L - Joe Fresh Taps Mario Grauso
- "Joe Fresh has hired Mario Grauso as chief operating officer, a new position geared to help put the brand on the global stage."
- "Joe Fresh is currently distributed only in North America and, in the past few years, has focused on opening stand-alone stores in Canada and the U.S. and rolling out shops inside J.C. Penney stores."
- "Grauso has more than 20 years of experience in the fashion industry. Most recently he was president of the Vera Wang Group, beginning in 2009."
TGT - Attention Amazon Moms: Target.com Wants You
- "Target.com announced the launch of a subscription service that allows parents of infants and toddlers to put aside some of their worries and save money by ordering items such as diapers, formula and wipes on a recurring basis."

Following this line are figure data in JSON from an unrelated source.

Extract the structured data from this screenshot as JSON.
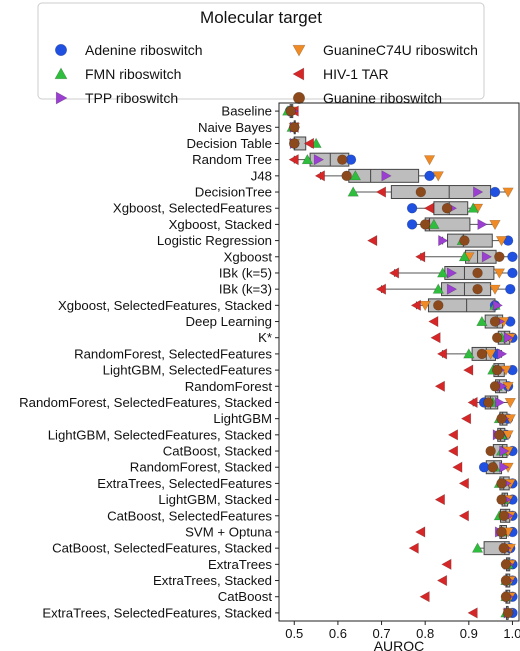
{
  "chart_data": {
    "type": "box",
    "xlabel": "AUROC",
    "xlim": [
      0.465,
      1.015
    ],
    "xticks": [
      "0.5",
      "0.6",
      "0.7",
      "0.8",
      "0.9",
      "1.0"
    ],
    "legend": {
      "title": "Molecular target",
      "placement": "top",
      "columns": 2
    },
    "series": [
      {
        "name": "Adenine riboswitch",
        "marker": "circle",
        "color": "#1f50e0"
      },
      {
        "name": "GuanineC74U riboswitch",
        "marker": "triangle-down",
        "color": "#f08a24"
      },
      {
        "name": "FMN riboswitch",
        "marker": "triangle-up",
        "color": "#2ebd3c"
      },
      {
        "name": "HIV-1 TAR",
        "marker": "triangle-left",
        "color": "#d62728"
      },
      {
        "name": "TPP riboswitch",
        "marker": "triangle-right",
        "color": "#9a3fd0"
      },
      {
        "name": "Guanine riboswitch",
        "marker": "circle",
        "color": "#8c4a1c"
      }
    ],
    "categories": [
      "Baseline",
      "Naive Bayes",
      "Decision Table",
      "Random Tree",
      "J48",
      "DecisionTree",
      "Xgboost, SelectedFeatures",
      "Xgboost, Stacked",
      "Logistic Regression",
      "Xgboost",
      "IBk (k=5)",
      "IBk (k=3)",
      "Xgboost, SelectedFeatures, Stacked",
      "Deep Learning",
      "K*",
      "RandomForest, SelectedFeatures",
      "LightGBM, SelectedFeatures",
      "RandomForest",
      "RandomForest, SelectedFeatures, Stacked",
      "LightGBM",
      "LightGBM, SelectedFeatures, Stacked",
      "CatBoost, Stacked",
      "RandomForest, Stacked",
      "ExtraTrees, SelectedFeatures",
      "LightGBM, Stacked",
      "CatBoost, SelectedFeatures",
      "SVM + Optuna",
      "CatBoost, SelectedFeatures, Stacked",
      "ExtraTrees",
      "ExtraTrees, Stacked",
      "CatBoost",
      "ExtraTrees, SelectedFeatures, Stacked"
    ],
    "values": [
      [
        0.49,
        0.495,
        0.485,
        0.5,
        0.497,
        0.492
      ],
      [
        0.5,
        0.5,
        0.495,
        0.5,
        0.5,
        0.5
      ],
      [
        0.5,
        0.5,
        0.55,
        0.535,
        0.5,
        0.5
      ],
      [
        0.63,
        0.81,
        0.53,
        0.5,
        0.555,
        0.61
      ],
      [
        0.81,
        0.83,
        0.64,
        0.56,
        0.71,
        0.62
      ],
      [
        0.96,
        0.99,
        0.635,
        0.7,
        0.92,
        0.79
      ],
      [
        0.77,
        0.92,
        0.91,
        0.81,
        0.86,
        0.85
      ],
      [
        0.77,
        0.96,
        0.82,
        0.8,
        0.93,
        0.8
      ],
      [
        0.99,
        0.975,
        0.885,
        0.68,
        0.84,
        0.89
      ],
      [
        1.0,
        0.9,
        0.89,
        0.79,
        0.94,
        0.97
      ],
      [
        1.0,
        0.97,
        0.84,
        0.73,
        0.86,
        0.92
      ],
      [
        0.995,
        0.96,
        0.83,
        0.7,
        0.86,
        0.92
      ],
      [
        0.96,
        0.8,
        0.96,
        0.78,
        0.965,
        0.83
      ],
      [
        0.995,
        0.98,
        0.93,
        0.82,
        0.97,
        0.96
      ],
      [
        1.0,
        0.995,
        0.975,
        0.825,
        0.99,
        0.965
      ],
      [
        0.965,
        0.95,
        0.9,
        0.84,
        0.975,
        0.93
      ],
      [
        1.0,
        0.985,
        0.955,
        0.9,
        0.97,
        0.965
      ],
      [
        0.99,
        0.99,
        0.965,
        0.835,
        0.975,
        0.96
      ],
      [
        0.935,
        0.995,
        0.955,
        0.91,
        0.97,
        0.945
      ],
      [
        0.99,
        0.995,
        0.97,
        0.895,
        0.98,
        0.975
      ],
      [
        0.985,
        0.99,
        0.975,
        0.865,
        0.965,
        0.97
      ],
      [
        1.0,
        0.99,
        0.975,
        0.865,
        0.98,
        0.95
      ],
      [
        0.935,
        0.99,
        0.96,
        0.875,
        0.98,
        0.955
      ],
      [
        1.0,
        0.995,
        0.97,
        0.89,
        0.985,
        0.975
      ],
      [
        1.0,
        0.99,
        0.98,
        0.835,
        0.985,
        0.975
      ],
      [
        1.0,
        0.995,
        0.97,
        0.89,
        0.99,
        0.98
      ],
      [
        1.0,
        0.99,
        0.975,
        0.79,
        0.97,
        0.975
      ],
      [
        0.995,
        0.995,
        0.92,
        0.775,
        0.985,
        0.98
      ],
      [
        1.0,
        0.995,
        0.99,
        0.85,
        0.99,
        0.985
      ],
      [
        1.0,
        0.995,
        0.985,
        0.84,
        0.99,
        0.985
      ],
      [
        1.0,
        0.995,
        0.985,
        0.8,
        0.99,
        0.985
      ],
      [
        1.0,
        0.99,
        0.985,
        0.91,
        0.99,
        0.99
      ]
    ]
  }
}
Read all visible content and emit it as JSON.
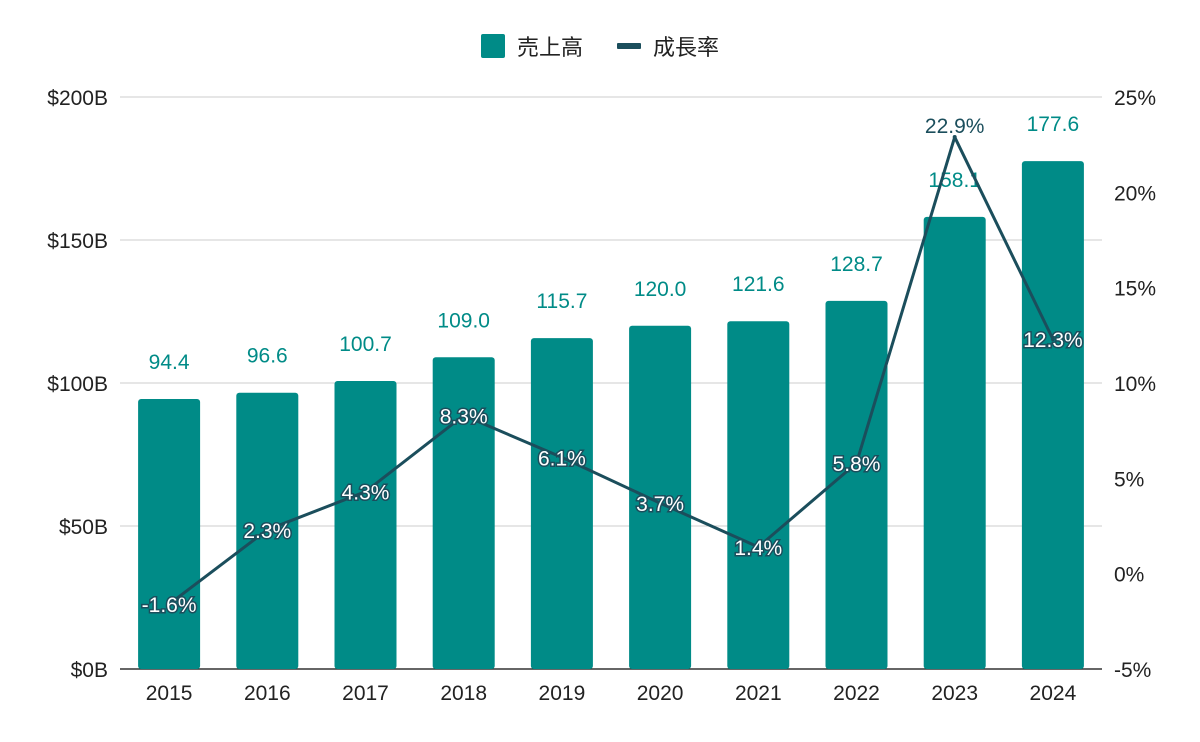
{
  "chart_data": {
    "type": "bar",
    "categories": [
      "2015",
      "2016",
      "2017",
      "2018",
      "2019",
      "2020",
      "2021",
      "2022",
      "2023",
      "2024"
    ],
    "series": [
      {
        "name": "売上高",
        "type": "bar",
        "axis": "left",
        "color": "#008b87",
        "values": [
          94.4,
          96.6,
          100.7,
          109.0,
          115.7,
          120.0,
          121.6,
          128.7,
          158.1,
          177.6
        ],
        "labels": [
          "94.4",
          "96.6",
          "100.7",
          "109.0",
          "115.7",
          "120.0",
          "121.6",
          "128.7",
          "158.1",
          "177.6"
        ]
      },
      {
        "name": "成長率",
        "type": "line",
        "axis": "right",
        "color": "#1b4e5c",
        "values": [
          -1.6,
          2.3,
          4.3,
          8.3,
          6.1,
          3.7,
          1.4,
          5.8,
          22.9,
          12.3
        ],
        "labels": [
          "-1.6%",
          "2.3%",
          "4.3%",
          "8.3%",
          "6.1%",
          "3.7%",
          "1.4%",
          "5.8%",
          "22.9%",
          "12.3%"
        ]
      }
    ],
    "y_left": {
      "min": 0,
      "max": 200,
      "ticks": [
        "$0B",
        "$50B",
        "$100B",
        "$150B",
        "$200B"
      ]
    },
    "y_right": {
      "min": -5,
      "max": 25,
      "ticks": [
        "-5%",
        "0%",
        "5%",
        "10%",
        "15%",
        "20%",
        "25%"
      ]
    },
    "grid": true,
    "legend_position": "top-center"
  }
}
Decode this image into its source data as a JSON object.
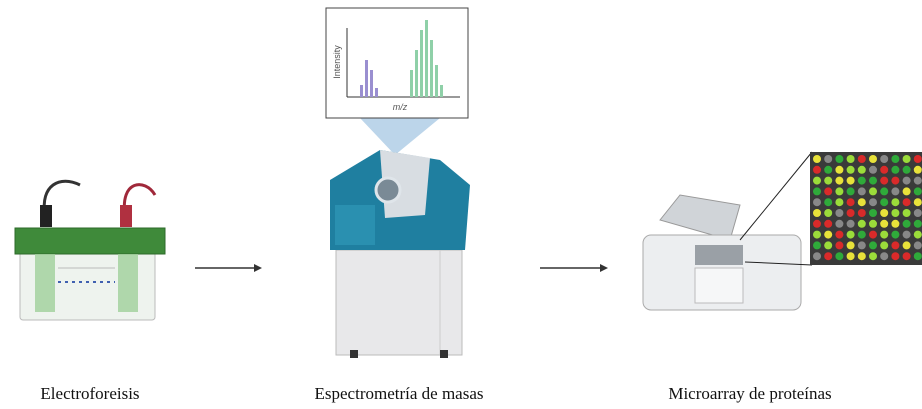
{
  "steps": [
    {
      "label": "Electroforeisis"
    },
    {
      "label": "Espectrometría de masas"
    },
    {
      "label": "Microarray de proteínas"
    }
  ],
  "spectrum": {
    "y_label": "Intensity",
    "x_label": "m/z"
  }
}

- "Like the Subscribe and Save program on the Amazon Mom page, customers of Target.com can now order from a group of items and have them delivered to their doorsteps at regular intervals, from four to 12 weeks. Target says consumers who participate in the program can save up to 15 percent and receive free shipping. "Those who pay using Target's REDcard will save an additional five percent."
- “A total of 150 items from Target's up&up private label are included in the program, as well as national brands including Enfamil, Huggies, Pampers, Seventh Generation and Similac."
CROX - Crocs hires Nike director Tim Lyons to lead European retail operation
- "Lyons, who is based in The Netherlands, is responsible for Crocs’ 115 owned stores and 98 franchise stores across 45 countries."
- "He was previously director of Nike’s factory stores throughout western Europe."
Takeaway: Going from Nike to Crocs? Seriously? We have to do the obligatory double-take on CROX when they start attracting that kind of talent.
Bi-Lo, Winn-Dixie parent files for IPO
- "The parent company of Bi-Lo and Winn-Dixie supermarkets, Southeaster Grocers, has filed for an initial public offering."
- "The shares are expected to be offered by Southeastern Grocers, and the number of shares to be offered and the price range for the offering have not yet been determined."